Management of a Patient With GIST and KIT Mutations

Anne Mailhot, PA-C, University of Colorado Cancer Center, Aurora, Colorado, presents the case of a patient with gastrointestinal stromal tumor (GIST) with mutations of the KIT gene. PA Mailhot highlights the importance of personalized care and multiple molecular screenings when managing these patients.

Transcript:

My name is Anne Mailhot. I am a physician assistant. I work at the University of Colorado Cancer Center.

This case is regarding a 42-year-old male who presented with 2 months of abdominal pain. Upon CT [scan of the] abdomen/pelvis, this demonstrated a large mass and a biopsy was completed that showed GIST, or gastrointestinal stromal tumor, in the biopsy. This showed an exon 11 mutation [in the KIT gene], which warranted treatment with imatinib since this medication is effective against exon 11-mutant GIST. He remained on this for 3 years.

After 3 years, he was disease free, so the decision was made to stop treatment. Within a year of stopping the medication, he developed a small right lower abdominal mass, which showed to be GIST-positive after a biopsy, and had positive margins. He resumed imatinib at that time and remained on this for another 2 years. He lost access to the medication due to insurance gaps and was intermittently taking the imatinib, just to make it last, until about 6 months later when he experienced progression of disease.

Despite increasing imatinib to appropriate dosing, imaging 2 months later demonstrated continued progression. Therefore, a new biopsy was obtained, which showed a new exon 17 mutation [in the KIT gene]. After a lot of discussion and attempts to proceed with whichever treatment was felt to be right for that point in his course, he started regorafenib. There was a 2-month delay in getting the medication, due to difficulties obtaining the medication, and then 6 months later he had confirmed progression of disease on the regorafenib. So, a very short time-period on this treatment.

At that juncture, he underwent resection and then started on ripretinib in September of 2021. About two years later, an episode of acute abdominal pain prompted imaging, which demonstrated recurrent GIST leading to yet another resection. Testing on this tumor showed a new exon 13 mutation plus a different exon 17 mutation [in the KIT gene]. He was reinitiated on ripretinib, but at a higher dose.

During the course of his treatment with ripretinib, he again experienced difficulty obtaining and affording the medication. And about 6 months later, and at this point we're at about late 2024, he again experienced progression of disease, we're thinking possibly related to the inconsistent dosing that happened over several months when he wasn't able to access the medication. At this point in late 2024, we enrolled him on the clinical trial with sunitinib —reason being, that sunitinib is favorable with certain exon 17 mutations— plus an investigational agent bezuclastinib, and he remains on this treatment now.

Why is personalized care particularly important for patients with GIST?

It's really important to pay attention to mutations when it comes to GIST. Mutations versus wild-types, or non-mutant GIST. Exon 11-mutated GIST has been the most straightforward type of GIST to treat. We have the most and most effective treatments for this type of mutation, but more research has been necessary to target different exon mutations and wild-type GIST especially, which is one of the hardest types to target.

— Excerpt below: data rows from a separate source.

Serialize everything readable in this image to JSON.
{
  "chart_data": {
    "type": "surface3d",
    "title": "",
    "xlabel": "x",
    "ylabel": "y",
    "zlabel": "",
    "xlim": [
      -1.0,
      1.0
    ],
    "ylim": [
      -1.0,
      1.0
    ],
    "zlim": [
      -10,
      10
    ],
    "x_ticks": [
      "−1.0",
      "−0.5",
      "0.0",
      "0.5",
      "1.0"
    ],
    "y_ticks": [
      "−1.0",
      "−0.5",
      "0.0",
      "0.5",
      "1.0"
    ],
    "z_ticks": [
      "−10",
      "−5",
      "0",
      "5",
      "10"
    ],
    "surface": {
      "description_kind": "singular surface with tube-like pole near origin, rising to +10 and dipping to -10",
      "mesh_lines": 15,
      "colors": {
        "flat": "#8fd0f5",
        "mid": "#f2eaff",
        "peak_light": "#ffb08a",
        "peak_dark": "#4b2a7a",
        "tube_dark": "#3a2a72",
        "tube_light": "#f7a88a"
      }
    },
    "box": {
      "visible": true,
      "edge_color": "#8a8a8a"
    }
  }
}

Can you explain how the evolving molecular landscape in GIST affects treatment for these patients?

Why the molecular portion of diagnostics is important for GIST is because it does change the way that you treat a patient. But also, to recognize that the mutations and the molecular makeup of these tumors can change as time goes and as you move forward through different treatments. Re-biopsying or sending new resections to pathology and further molecular testing to see if this tumor is evolving over time, and if it then makes them eligible for different kinds of treatment.

What are some considerations for APPs when managing patients with GIST?

Specific to APPs that are managing patients that have GIST would be toxicity monitoring on certain treatments. Toxicity monitoring should be pretty frequent upon initiating treatment, to ensure that the patient is being compliant. As we know, toxicity can often deter patients from taking medication. It can also cause safety issues and so frequent monitoring in the beginning, and then as tolerance is established, the patient can be given more space from the medical setting, but with continued close monitoring — with scans every 3 to 6 months, depending on where they are in their treatment and their diagnostic course.

Is there anything else you would like to add about this case?

I think this particular case shows the landscape of GIST: that it can very much change over time. Something that works today may not work tomorrow. And while imatinib is great for our exon 11 mutation GIST, that can change with time. The importance of just remaining vigilant in terms of re-biopsying and retesting for molecular mutations. And also just how the landscape for GIST is changing with time, which is a good thing because we have our difficult mutant GIST that we're still learning about, but also our wild-type GIST, which are really, really difficult to treat still.